My reason for being in Budapest was to attend the American Society of Travel Advisors (ASTA) River Cruise Expo. This was an excellent opportunity to see the River Cruise ships from six different cruise lines and to inspect 10 different ships. Then, I was able to go on a 7-day river cruise on one of those ships. I will report more on both of those opportunities in later posts.
When visiting Budapest, you will appreciate that this is really a city of two main parts – Buda and Pest, split in two by the Danube River. The “Buda” side is the hilly side of the city. It is where the castle, the palace and the President’s home are located. The “Pest” side is opposite on the other side of the Danube and is the flat side of the city. It is where you find many of the hotels and restaurants including places like the Ritz Carlton, the Intercontinental and Marriott hotels, and Michelin Star restaurants like Wolfgang Puck’s Spago restaurant. Here you can also find the Hungarian Parliament Building, the City Park, and St. Stephen’s Basilica.
These are some of the places I visited.
Located near the Danube River, not far from where our ship was docked, is the Central Market. This market is completely under roof and has two different levels. On the ground floor, it is primarily a food market with fresh meats, fruits and vegetables. On the upper level, I would describe it as part souvenir shop, clothing store and other goods.
The building daters back to the 1890’s and was refurbished in the 1990’s.
The picture here of the market building shows one of the things that is unique to Hungary – the colored roof tiles. These are common here, but something I don’t think I have seen in other European cities.
Located in the eastern side of Budapest, in the northern part of the city is a City Park, containing the Széchenyi Thermal Baths, the Hungarian Museum of Fine Arts and the Hero’s Square and Millennium Monument.
The Baths are fed by thermal springs and used year round.
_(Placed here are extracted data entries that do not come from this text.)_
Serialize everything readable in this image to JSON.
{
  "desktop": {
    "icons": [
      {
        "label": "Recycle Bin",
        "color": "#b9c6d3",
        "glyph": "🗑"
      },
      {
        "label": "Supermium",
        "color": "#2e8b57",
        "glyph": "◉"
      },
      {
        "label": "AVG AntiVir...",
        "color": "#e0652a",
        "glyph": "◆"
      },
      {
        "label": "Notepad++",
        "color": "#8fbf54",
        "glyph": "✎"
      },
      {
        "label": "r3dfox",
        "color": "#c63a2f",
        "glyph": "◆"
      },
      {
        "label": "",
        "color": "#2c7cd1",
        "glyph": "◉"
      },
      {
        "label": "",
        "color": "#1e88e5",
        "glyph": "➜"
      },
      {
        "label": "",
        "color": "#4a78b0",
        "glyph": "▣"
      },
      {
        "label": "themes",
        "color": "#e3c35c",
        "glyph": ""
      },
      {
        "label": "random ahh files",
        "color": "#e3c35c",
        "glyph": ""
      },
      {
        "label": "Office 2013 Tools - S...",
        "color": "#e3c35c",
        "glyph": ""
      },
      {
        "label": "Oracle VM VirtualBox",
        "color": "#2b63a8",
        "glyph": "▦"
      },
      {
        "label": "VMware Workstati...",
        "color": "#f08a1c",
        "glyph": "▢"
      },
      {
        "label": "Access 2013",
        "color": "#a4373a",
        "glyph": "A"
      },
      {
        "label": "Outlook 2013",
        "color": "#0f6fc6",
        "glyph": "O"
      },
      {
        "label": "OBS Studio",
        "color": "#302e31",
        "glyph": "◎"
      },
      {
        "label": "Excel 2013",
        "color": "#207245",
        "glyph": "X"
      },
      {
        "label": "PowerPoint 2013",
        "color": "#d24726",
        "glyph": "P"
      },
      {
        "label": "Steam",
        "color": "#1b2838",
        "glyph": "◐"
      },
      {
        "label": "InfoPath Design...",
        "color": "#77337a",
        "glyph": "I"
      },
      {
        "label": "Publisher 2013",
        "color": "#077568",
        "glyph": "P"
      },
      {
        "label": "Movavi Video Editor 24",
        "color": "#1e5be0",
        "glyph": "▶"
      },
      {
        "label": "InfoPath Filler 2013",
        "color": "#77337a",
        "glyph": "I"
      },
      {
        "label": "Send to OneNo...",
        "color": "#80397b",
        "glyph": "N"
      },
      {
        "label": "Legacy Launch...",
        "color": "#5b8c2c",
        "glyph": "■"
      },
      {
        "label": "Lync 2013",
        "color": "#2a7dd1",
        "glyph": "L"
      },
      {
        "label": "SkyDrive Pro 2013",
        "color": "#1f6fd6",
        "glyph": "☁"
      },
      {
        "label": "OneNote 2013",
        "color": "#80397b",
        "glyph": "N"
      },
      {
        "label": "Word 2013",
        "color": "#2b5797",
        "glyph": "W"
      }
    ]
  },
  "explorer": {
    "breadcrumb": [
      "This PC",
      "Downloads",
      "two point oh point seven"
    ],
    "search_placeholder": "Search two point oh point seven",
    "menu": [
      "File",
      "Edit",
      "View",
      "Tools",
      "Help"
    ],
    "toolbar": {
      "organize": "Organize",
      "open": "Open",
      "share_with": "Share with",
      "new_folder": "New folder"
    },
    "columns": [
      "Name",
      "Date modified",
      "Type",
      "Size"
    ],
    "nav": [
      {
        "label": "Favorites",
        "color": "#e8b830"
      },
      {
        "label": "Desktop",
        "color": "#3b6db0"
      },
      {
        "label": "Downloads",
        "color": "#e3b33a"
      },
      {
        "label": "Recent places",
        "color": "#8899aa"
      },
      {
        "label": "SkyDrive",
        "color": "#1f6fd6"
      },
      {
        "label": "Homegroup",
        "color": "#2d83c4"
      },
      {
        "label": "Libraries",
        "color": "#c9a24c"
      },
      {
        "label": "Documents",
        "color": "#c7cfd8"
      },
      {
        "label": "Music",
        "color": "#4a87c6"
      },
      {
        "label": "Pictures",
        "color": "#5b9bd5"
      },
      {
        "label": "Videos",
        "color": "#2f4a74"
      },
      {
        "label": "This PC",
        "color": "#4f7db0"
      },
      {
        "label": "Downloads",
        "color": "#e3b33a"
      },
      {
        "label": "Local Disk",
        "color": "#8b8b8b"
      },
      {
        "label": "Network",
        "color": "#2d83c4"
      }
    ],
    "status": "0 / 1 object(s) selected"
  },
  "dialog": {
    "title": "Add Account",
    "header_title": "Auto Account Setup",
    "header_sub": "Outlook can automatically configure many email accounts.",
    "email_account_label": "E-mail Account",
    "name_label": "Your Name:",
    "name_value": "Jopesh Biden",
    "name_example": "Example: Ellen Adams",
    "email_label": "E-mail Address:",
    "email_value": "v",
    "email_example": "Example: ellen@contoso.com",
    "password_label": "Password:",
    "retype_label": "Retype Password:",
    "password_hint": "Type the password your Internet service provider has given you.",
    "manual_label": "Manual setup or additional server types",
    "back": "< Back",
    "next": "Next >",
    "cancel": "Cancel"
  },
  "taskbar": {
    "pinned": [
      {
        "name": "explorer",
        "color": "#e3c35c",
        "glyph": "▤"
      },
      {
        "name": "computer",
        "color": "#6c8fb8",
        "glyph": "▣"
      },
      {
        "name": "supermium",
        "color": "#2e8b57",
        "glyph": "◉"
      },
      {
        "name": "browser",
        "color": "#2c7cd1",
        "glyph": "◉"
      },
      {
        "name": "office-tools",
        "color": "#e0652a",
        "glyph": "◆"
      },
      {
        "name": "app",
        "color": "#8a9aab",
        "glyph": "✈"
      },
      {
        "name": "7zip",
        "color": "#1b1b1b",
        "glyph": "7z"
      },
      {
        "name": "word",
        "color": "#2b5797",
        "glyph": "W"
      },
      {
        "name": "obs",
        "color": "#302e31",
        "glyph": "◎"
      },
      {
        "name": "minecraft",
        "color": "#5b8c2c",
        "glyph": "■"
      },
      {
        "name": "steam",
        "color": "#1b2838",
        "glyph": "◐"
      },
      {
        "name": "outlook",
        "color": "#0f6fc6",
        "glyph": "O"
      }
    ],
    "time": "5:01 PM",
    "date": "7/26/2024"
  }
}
The water in these baths can reach 165 F.
The Heroes Square, shown here, was originally built as part of Hungary’s 1896 millennium celebration.
The amount of time I had here was very short. To visit this area properly, you should allow yourself at least a half of a day or more.
The Hungarian Parliament Complex
The Hungarian Parliament Building is the largest building in the country. The dome at the center of the building stands 315 feet high and the building contains 691 rooms. It was modeled after the British Parliament Building. There are tours of the building available.
Near the Parliament Building, on the banks of the Danube are is a memorial made of 60 pairs of cast iron shoes. A Jewish Community has existed in Budapest since the 13th century, and before the Holocaust, the Jewish population of Budapest numbered over 250,000.
During World War II, Hungary was an Axis country along with Germany and Italy. In late 1944 and early 1945, a Hungarian Militia known as the Arrow Cross Party arrested over 20,000 Jewish citizens and shot them along the banks of the river. Before murdering them, the militia made them take off their shoes, because they were considered valuable. This memorial was established in 2005.
St. Stephen's Basilica
Located near the Parliament building is St. Stephen’s Basilica. The building was constructed between 1867 and 1905, so as far as cathedrals are concerned, this one is relatively new. The building is named for István, the first Christian King of Hungary, who lived from 975 – 1038 AD.
Inside the Basilica, you can go up into the dome for panoramic views of the city.
For places of worship such as these, it was often important that they house the remains of the person for whom they are named. St. Stephen’s is no exception, and inside the basilica is a gold case that contains St. Stephen’s right forearm and hand.
Moving across the Danube River to the Buda side of the city is the Castle and Palace Grounds. This is where the Hungarian President lives. This area is also the site of the Matyas Church, Fisherman’s Bastion and the Old Town.
Getting to the top of the hill can be done by walking, taking the Funicular, or by a shuttle service located at the base of the hill.
Getting There and Recommended Stay
Getting to Budapest is relatively straightforward, but will require flying into another European Airport before getting to Budapest. Connections are available through London, Frankfurt, Paris, Munich and Vienna.
In addition, Budapest is the origination or destination for most river cruises on the Danube.
To properly see the city, I recommend a stay here of at least three days. There is so much to see and do here. I did not get to see half of the things I wanted to do here.
For places to stay, I recommend the InterContinental Hotel and the Marriott Hotel. They are located near the Danube and the Parliament building. Both will have rooms with views of the Palace.